Don't over spec your tests

Yesterday, I had a discussion with my colleagues about the properties of good tests. I think in general, tests have four purposes in the following increasing order of importance:

  1. Validate the correctness of the system under test.
  2. Document usage and expectations for the tested module.
  3. Help designing components’ APIs and interactions (when practicing TDD).
  4. Provide a safety net that enables fearless refactoring.

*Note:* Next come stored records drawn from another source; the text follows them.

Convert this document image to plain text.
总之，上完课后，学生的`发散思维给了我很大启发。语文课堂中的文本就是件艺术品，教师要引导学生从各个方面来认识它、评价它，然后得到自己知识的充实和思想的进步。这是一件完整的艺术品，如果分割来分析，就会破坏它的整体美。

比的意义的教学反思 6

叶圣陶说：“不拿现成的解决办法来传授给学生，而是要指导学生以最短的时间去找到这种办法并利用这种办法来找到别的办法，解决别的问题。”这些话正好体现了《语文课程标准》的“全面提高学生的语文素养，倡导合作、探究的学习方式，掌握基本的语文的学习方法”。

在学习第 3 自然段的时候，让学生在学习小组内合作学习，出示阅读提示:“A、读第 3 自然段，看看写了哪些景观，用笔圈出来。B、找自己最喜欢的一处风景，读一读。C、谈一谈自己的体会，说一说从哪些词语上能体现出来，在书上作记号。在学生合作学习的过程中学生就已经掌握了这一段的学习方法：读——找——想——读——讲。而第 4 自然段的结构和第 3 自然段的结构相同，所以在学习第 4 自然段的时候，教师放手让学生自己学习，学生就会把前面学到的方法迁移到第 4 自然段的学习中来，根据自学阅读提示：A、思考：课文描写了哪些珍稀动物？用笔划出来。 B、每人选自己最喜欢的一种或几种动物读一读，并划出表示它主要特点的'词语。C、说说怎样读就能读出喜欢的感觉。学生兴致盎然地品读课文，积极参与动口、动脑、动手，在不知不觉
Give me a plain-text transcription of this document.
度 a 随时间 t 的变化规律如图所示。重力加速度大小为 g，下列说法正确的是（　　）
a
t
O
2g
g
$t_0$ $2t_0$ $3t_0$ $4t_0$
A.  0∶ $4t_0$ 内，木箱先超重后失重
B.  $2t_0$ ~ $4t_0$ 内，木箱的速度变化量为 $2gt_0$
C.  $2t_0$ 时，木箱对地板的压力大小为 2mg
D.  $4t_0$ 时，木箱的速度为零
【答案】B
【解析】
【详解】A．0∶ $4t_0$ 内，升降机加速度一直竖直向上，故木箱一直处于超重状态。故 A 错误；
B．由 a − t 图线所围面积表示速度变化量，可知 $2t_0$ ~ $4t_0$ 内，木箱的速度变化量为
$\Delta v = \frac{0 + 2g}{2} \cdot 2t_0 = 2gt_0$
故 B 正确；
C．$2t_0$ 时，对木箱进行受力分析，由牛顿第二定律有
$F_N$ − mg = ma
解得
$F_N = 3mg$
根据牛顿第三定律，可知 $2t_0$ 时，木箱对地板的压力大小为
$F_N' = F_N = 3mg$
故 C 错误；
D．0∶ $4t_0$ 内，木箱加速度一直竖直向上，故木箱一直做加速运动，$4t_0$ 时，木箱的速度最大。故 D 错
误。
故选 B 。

The last point is, in my opinion, the most important. To provide such a safety net, tests must be, as stated by Kent Beck, “sensitive to changes in system behavior but insensitive to changes in code structure”.

How do we achieve this?

Perhaps we should prefer higher-level component or module tests. Such tests are quite stable and insensitive to structural changes. We should limit the use of mocks in such tests, probably only mocking collaborators that live outside of the component boundaries. We should only verify interactions with collaborators that are essential to the business logic of our component.

What do I mean by that? Often, I see unit tests where developers stub the responses of component collaborators and then verify ALL these interactions. With Mockito, they sometimes utilize “lenient” matchers like any() or isA() while stubbing and “strict” matches like eq() while verifying. This technique is OK, but in my opinion, it should only be applied to true mocks - calls that are essential to the behavior of the system. Calls to simple data providers (stubs) shouldn’t be verified at all; otherwise, it communicates the wrong intentions of the code author as well as makes tests quite fragile.

In this article, Martin Fowler explains well the difference between stubs and mocks.

What do you think? How do you make your tests insensitive to structural changes?